Finland’s Basic Income Experiment – 2017

Finland’s Basic Income Experiment – 2017

Finland’s Ministry of Social Affairs and Health has issued its latest and apparently final press release outlining its long awaited Basic Income pilot project slated to begin Jan 1st, 2017.  Near the end of the first year the project will be assessed for the feasibility of a second year as well.

This project will be narrowly focused on a small, random sampling of employable adults and the ways in which a BI might improve their employment chances.  This project will not be looking at any other populations, vulnerable or otherwise, which might benefit from a BI.  However, Finland’s government sees this pilot as the beginning of a “… culture of experimentation” designed to identify and then help address the most pressing needs of their citizens in the years to come.


Photo: “Colors of Finland” CC BY-NC 2.0 Mariano Mantel

Yanis Varoufakis, “The Universal Right to Capital Income” (Oct 31) Project Syndicate

 

 

Image result for yanis varoufakis motorcycle pic

In the Online Project Syndicate economist, academic and former Greek finance Minister,  Yanis Varoufakis, succinctly analyses the pros and cons of a Basic Income and cuts right to the heart of the issue, how to fund it!   Taxation is too controversial and the amounts involved are staggering.  However Varoufakis suggests a fresh, creative solution.

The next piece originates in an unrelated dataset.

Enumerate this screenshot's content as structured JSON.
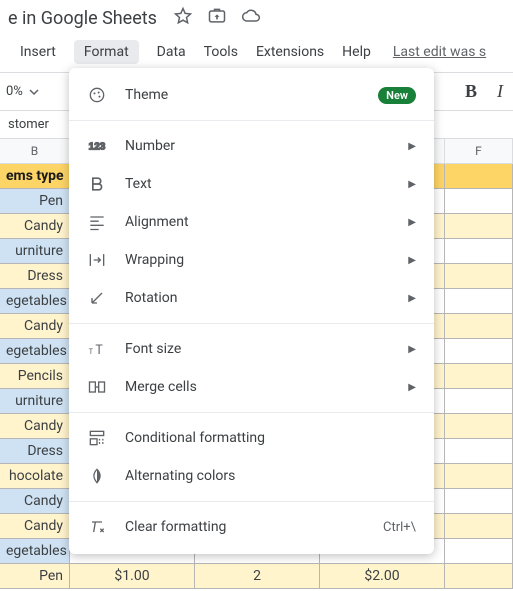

Every stock market Initial Public Offering becomes “public” because it involves a private company offering to “share” its profits with others from the public domain – much like the sort of 3P Private, Public Partnership, being considered by a number of governments around the world these days.  In this way, every IPO can be considered an extension of The Commons, namely that which a community shares in common.  Using a portion of every IPO to fund the nation’s BI offers an excellent opportunity for the population of the nation to both support and commonly share in that nation’s investment opportunities.